The human eye will see the difference in a specific case - stroboscope. 
Imagine that you have a film where every odd frame is green and every even
frame is red. Than if it happened that the duration of odd frames is
longer than duration of the even frames you'll notice. Now, we don't have
movies like that, but you might see a fence, or bicycle wheel or something
similar in the movie. Normally, a DVD will be designed for a specific
refresh rate.

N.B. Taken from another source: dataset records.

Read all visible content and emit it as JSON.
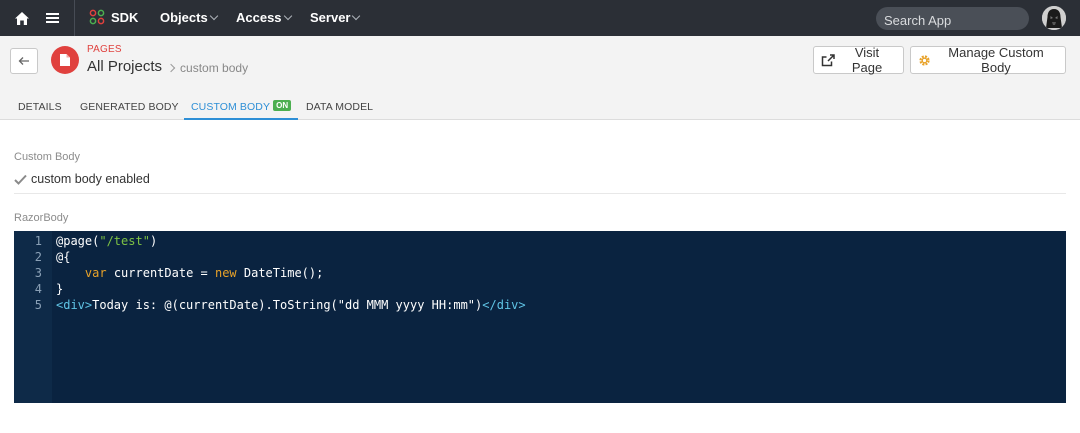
{
  "nav": {
    "brand_label": "SDK",
    "menus": [
      "Objects",
      "Access",
      "Server"
    ],
    "search_placeholder": "Search App"
  },
  "header": {
    "section_label": "PAGES",
    "breadcrumb_main": "All Projects",
    "breadcrumb_sub": "custom body",
    "visit_label": "Visit Page",
    "manage_label": "Manage Custom Body"
  },
  "tabs": {
    "items": [
      "DETAILS",
      "GENERATED BODY",
      "CUSTOM BODY",
      "DATA MODEL"
    ],
    "active_index": 2,
    "active_badge": "ON"
  },
  "custom_body": {
    "label": "Custom Body",
    "status": "custom body enabled"
  },
  "razor": {
    "label": "RazorBody",
    "line_numbers": [
      "1",
      "2",
      "3",
      "4",
      "5"
    ],
    "lines": [
      "@page(\"/test\")",
      "@{",
      "    var currentDate = new DateTime();",
      "}",
      "<div>Today is: @(currentDate).ToString(\"dd MMM yyyy HH:mm\")</div>"
    ],
    "l1_a": "@page(",
    "l1_b": "\"/test\"",
    "l1_c": ")",
    "l2": "@{",
    "l3_a": "    ",
    "l3_b": "var",
    "l3_c": " currentDate = ",
    "l3_d": "new",
    "l3_e": " DateTime();",
    "l4": "}",
    "l5_a": "<div>",
    "l5_b": "Today is: @(currentDate).ToString(\"dd MMM yyyy HH:mm\")",
    "l5_c": "</div>"
  },
  "colors": {
    "nav_bg": "#2b2f36",
    "accent_red": "#e0413e",
    "active_tab": "#2e8fd6",
    "badge_green": "#4caf50",
    "editor_bg": "#0a2340"
  }
}
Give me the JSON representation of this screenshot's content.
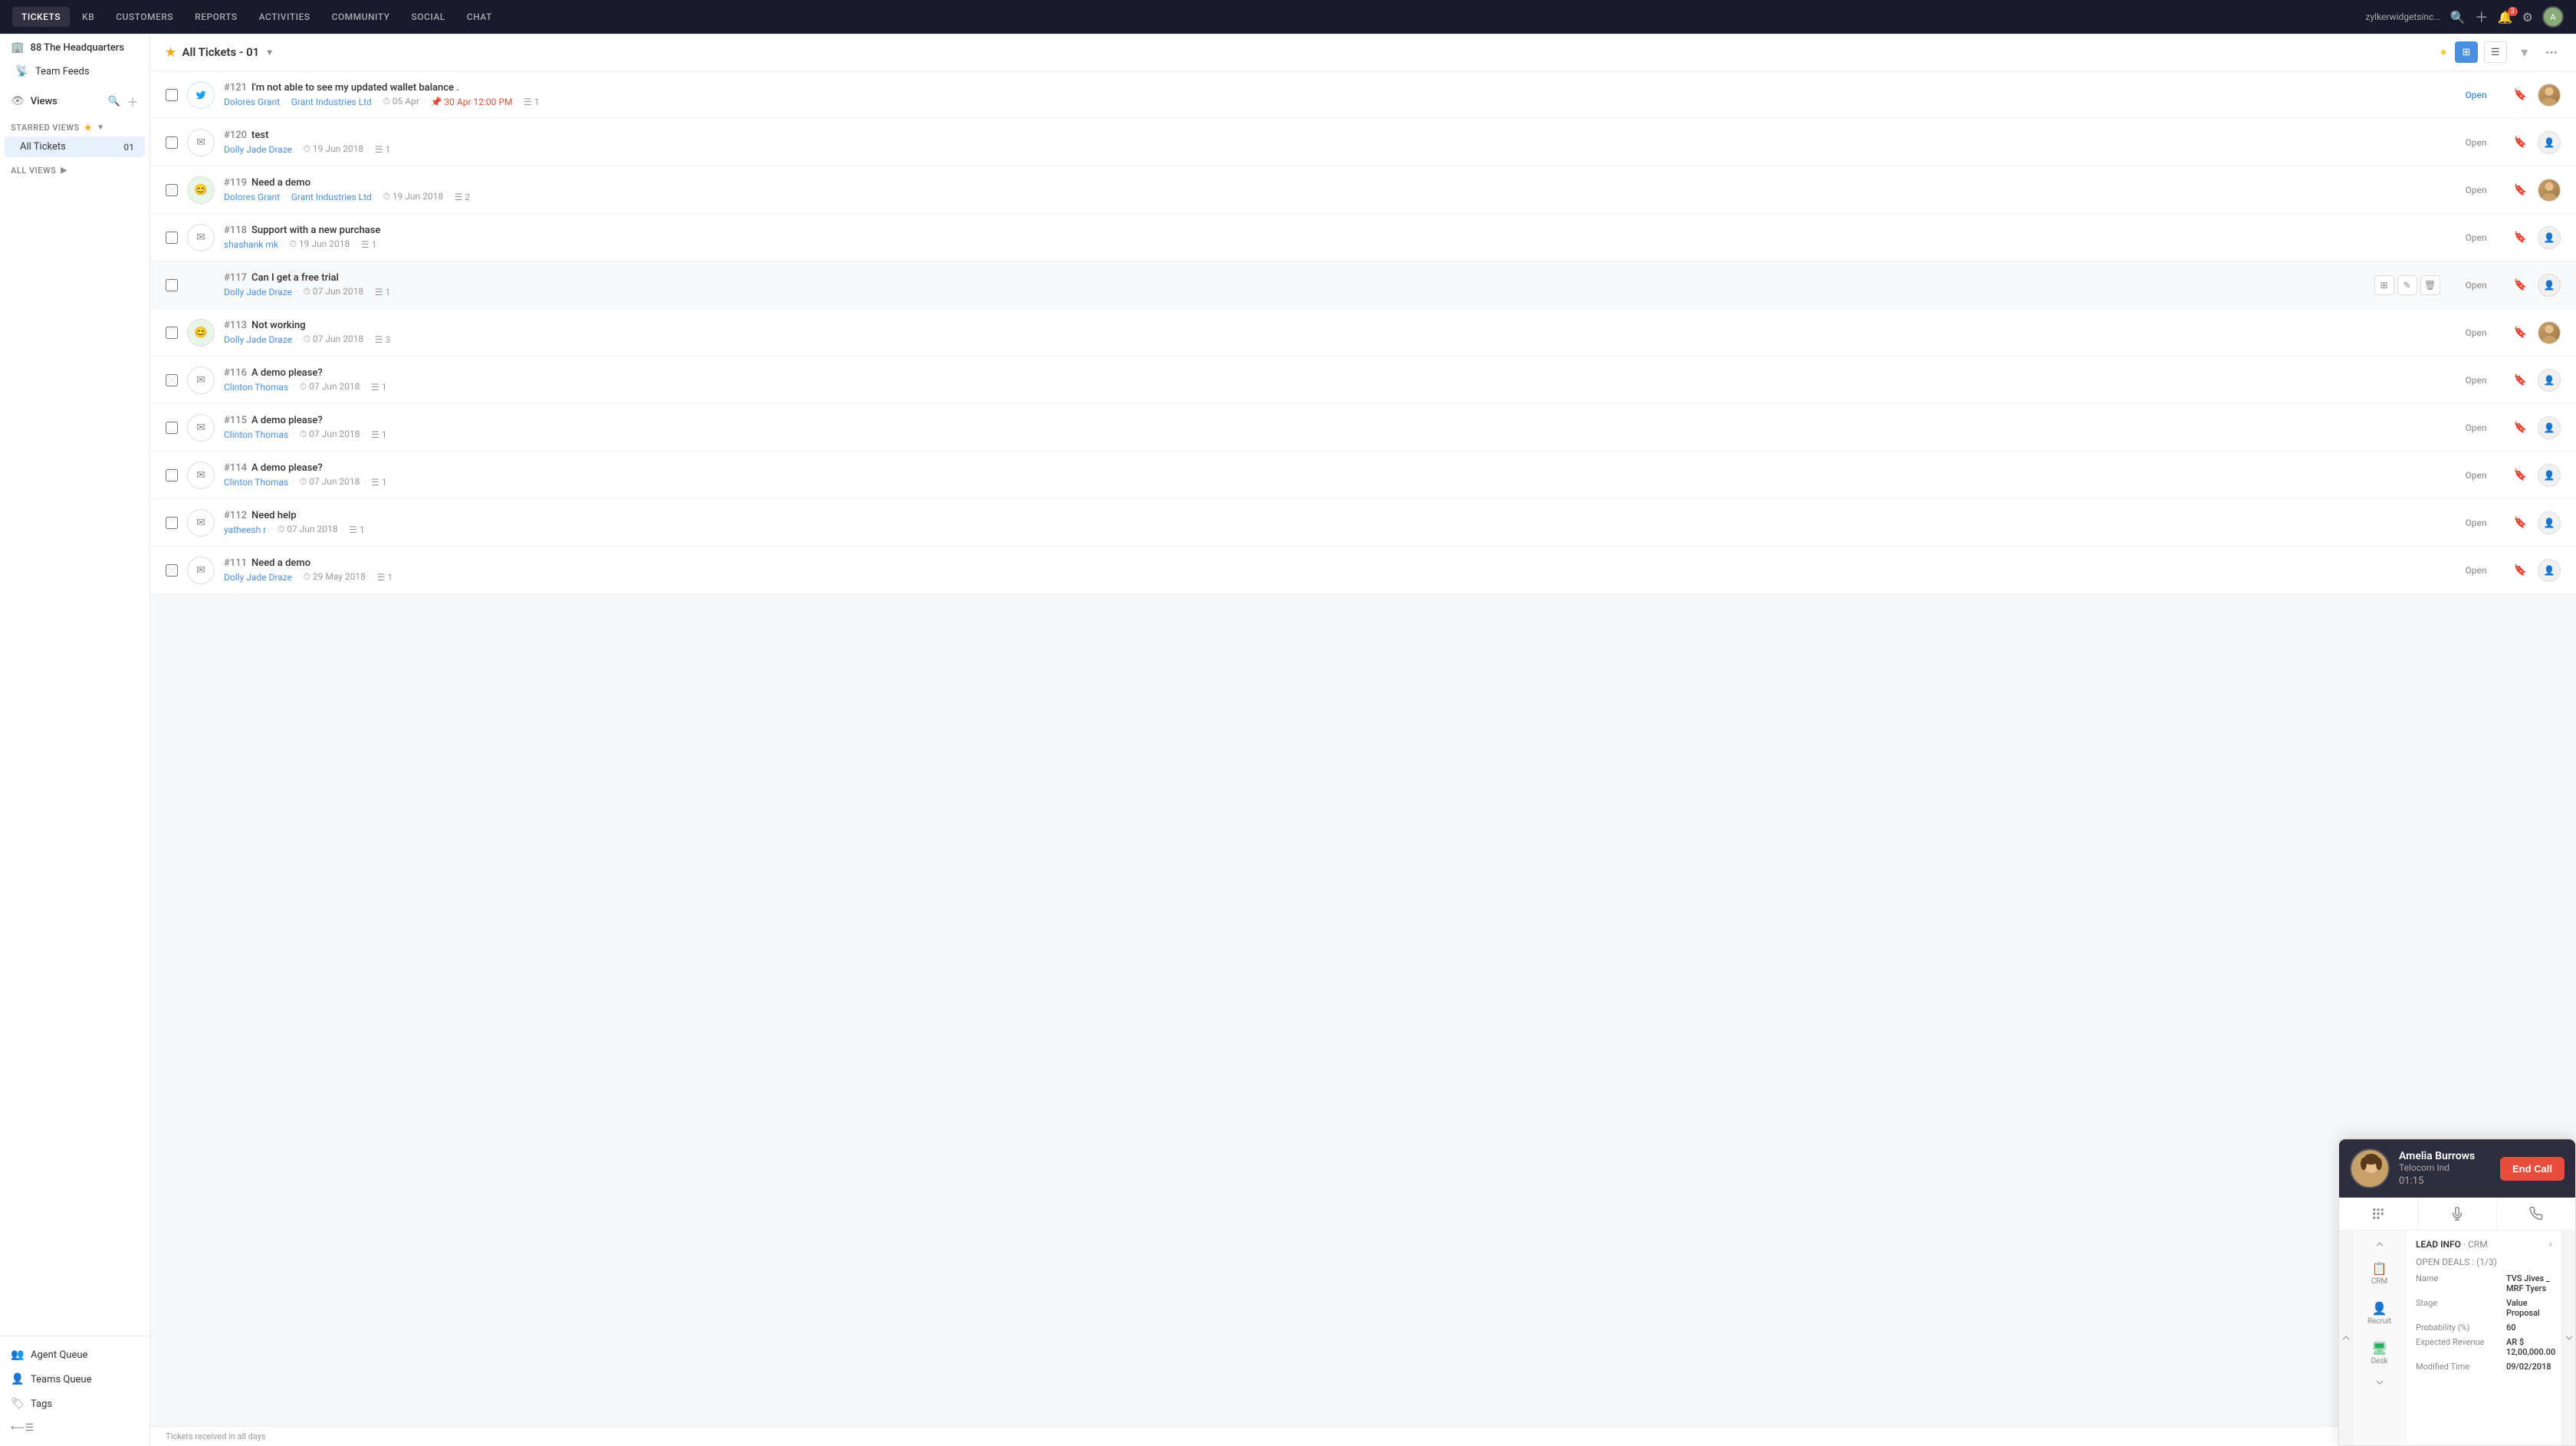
{
  "topNav": {
    "items": [
      {
        "label": "TICKETS",
        "active": true
      },
      {
        "label": "KB",
        "active": false
      },
      {
        "label": "CUSTOMERS",
        "active": false
      },
      {
        "label": "REPORTS",
        "active": false
      },
      {
        "label": "ACTIVITIES",
        "active": false
      },
      {
        "label": "COMMUNITY",
        "active": false
      },
      {
        "label": "SOCIAL",
        "active": false
      },
      {
        "label": "CHAT",
        "active": false
      }
    ],
    "domain": "zylkerwidgetsinc...",
    "notificationCount": "3"
  },
  "sidebar": {
    "headquarters": "88 The Headquarters",
    "teamFeeds": "Team Feeds",
    "views": "Views",
    "starredViews": "STARRED VIEWS",
    "allViews": "ALL VIEWS",
    "allTickets": "All Tickets",
    "allTicketsCount": "01",
    "bottomItems": [
      {
        "icon": "👥",
        "label": "Agent Queue"
      },
      {
        "icon": "👤",
        "label": "Teams Queue"
      },
      {
        "icon": "🏷",
        "label": "Tags"
      }
    ]
  },
  "toolbar": {
    "title": "All Tickets - 01",
    "star": "★",
    "viewBtn1": "⊞",
    "viewBtn2": "☰"
  },
  "tickets": [
    {
      "id": "121",
      "subject": "I'm not able to see my updated wallet balance .",
      "agent": "Dolores Grant",
      "company": "Grant Industries Ltd",
      "time1": "05 Apr",
      "time2": "30 Apr 12:00 PM",
      "replies": "1",
      "status": "Open",
      "statusColor": "blue",
      "channel": "twitter",
      "hasAvatar": true,
      "avatarColor": "#c0a080"
    },
    {
      "id": "120",
      "subject": "test",
      "agent": "Dolly Jade Draze",
      "company": "",
      "time1": "19 Jun 2018",
      "time2": "",
      "replies": "1",
      "status": "Open",
      "statusColor": "gray",
      "channel": "email",
      "hasAvatar": false,
      "avatarColor": ""
    },
    {
      "id": "119",
      "subject": "Need a demo",
      "agent": "Dolores Grant",
      "company": "Grant Industries Ltd",
      "time1": "19 Jun 2018",
      "time2": "",
      "replies": "2",
      "status": "Open",
      "statusColor": "gray",
      "channel": "emoji",
      "hasAvatar": true,
      "avatarColor": "#c0a080"
    },
    {
      "id": "118",
      "subject": "Support with a new purchase",
      "agent": "shashank mk",
      "company": "",
      "time1": "19 Jun 2018",
      "time2": "",
      "replies": "1",
      "status": "Open",
      "statusColor": "gray",
      "channel": "email",
      "hasAvatar": false,
      "avatarColor": ""
    },
    {
      "id": "117",
      "subject": "Can I get a free trial",
      "agent": "Dolly Jade Draze",
      "company": "",
      "time1": "07 Jun 2018",
      "time2": "",
      "replies": "1",
      "status": "Open",
      "statusColor": "gray",
      "channel": "none",
      "hasAvatar": false,
      "avatarColor": "",
      "showHoverActions": true
    },
    {
      "id": "113",
      "subject": "Not working",
      "agent": "Dolly Jade Draze",
      "company": "",
      "time1": "07 Jun 2018",
      "time2": "",
      "replies": "3",
      "status": "Open",
      "statusColor": "gray",
      "channel": "emoji",
      "hasAvatar": true,
      "avatarColor": "#c0a080"
    },
    {
      "id": "116",
      "subject": "A demo please?",
      "agent": "Clinton Thomas",
      "company": "",
      "time1": "07 Jun 2018",
      "time2": "",
      "replies": "1",
      "status": "Open",
      "statusColor": "gray",
      "channel": "email",
      "hasAvatar": false,
      "avatarColor": ""
    },
    {
      "id": "115",
      "subject": "A demo please?",
      "agent": "Clinton Thomas",
      "company": "",
      "time1": "07 Jun 2018",
      "time2": "",
      "replies": "1",
      "status": "Open",
      "statusColor": "gray",
      "channel": "email",
      "hasAvatar": false,
      "avatarColor": ""
    },
    {
      "id": "114",
      "subject": "A demo please?",
      "agent": "Clinton Thomas",
      "company": "",
      "time1": "07 Jun 2018",
      "time2": "",
      "replies": "1",
      "status": "Open",
      "statusColor": "gray",
      "channel": "email",
      "hasAvatar": false,
      "avatarColor": ""
    },
    {
      "id": "112",
      "subject": "Need help",
      "agent": "yatheesh r",
      "company": "",
      "time1": "07 Jun 2018",
      "time2": "",
      "replies": "1",
      "status": "Open",
      "statusColor": "gray",
      "channel": "email",
      "hasAvatar": false,
      "avatarColor": ""
    },
    {
      "id": "111",
      "subject": "Need a demo",
      "agent": "Dolly Jade Draze",
      "company": "",
      "time1": "29 May 2018",
      "time2": "",
      "replies": "1",
      "status": "Open",
      "statusColor": "gray",
      "channel": "email",
      "hasAvatar": false,
      "avatarColor": ""
    }
  ],
  "bottomBar": {
    "text": "Tickets received in all days"
  },
  "callWidget": {
    "callerName": "Amelia Burrows",
    "callerCompany": "Telocom Ind",
    "callDuration": "01:15",
    "endCallLabel": "End Call",
    "leadInfoLabel": "LEAD INFO",
    "crmLabel": "CRM",
    "openDeals": "OPEN DEALS : (1/3)",
    "fields": [
      {
        "key": "Name",
        "val": "TVS Jives _ MRF Tyers"
      },
      {
        "key": "Stage",
        "val": "Value Proposal"
      },
      {
        "key": "Probability (%)",
        "val": "60"
      },
      {
        "key": "Expected Revenue",
        "val": "AR $ 12,00,000.00"
      },
      {
        "key": "Modified Time",
        "val": "09/02/2018"
      }
    ],
    "sideTabs": [
      {
        "icon": "📋",
        "label": "CRM"
      },
      {
        "icon": "👤",
        "label": "Recruit"
      },
      {
        "icon": "🖥",
        "label": "Desk"
      }
    ]
  }
}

I would think that the DVD player application should
recommend a specific refresh rate for the screen as well - an integer 
multiple of whatever DVD was targeted for.

                         Vladimir Dergachev

> 
> >   Speaking of TV output, if you're outputting interlaced material to a
> > TV then you MUST have accurate vsync, field dominance, and some way of
> > ensuring you never miss a field.  Otherwise you get crazy effects of
> > people jumping back in time when you miss a field blit.
> My ATI does this on HW (AFAIK), i.e. it understands it can't blit both on even and 
>odd
> frames.
> 
> >   Ideally for playing 24fps on a 25fps output,
> You don't have 24fps source usually. DVDs, dvd rips and tv caps are either 25
> or 29.9 (PAL vs NTSC). But I agree that a 24fps on TV will look sucky unless
> you modify playback speed.
> 
> Bye,
> 
> Peter Surda (Shurdeek) <[EMAIL PROTECTED]>, ICQ 10236103, +436505122023
> 
> --
>            Intel: where Quality is job number 0.9998782345!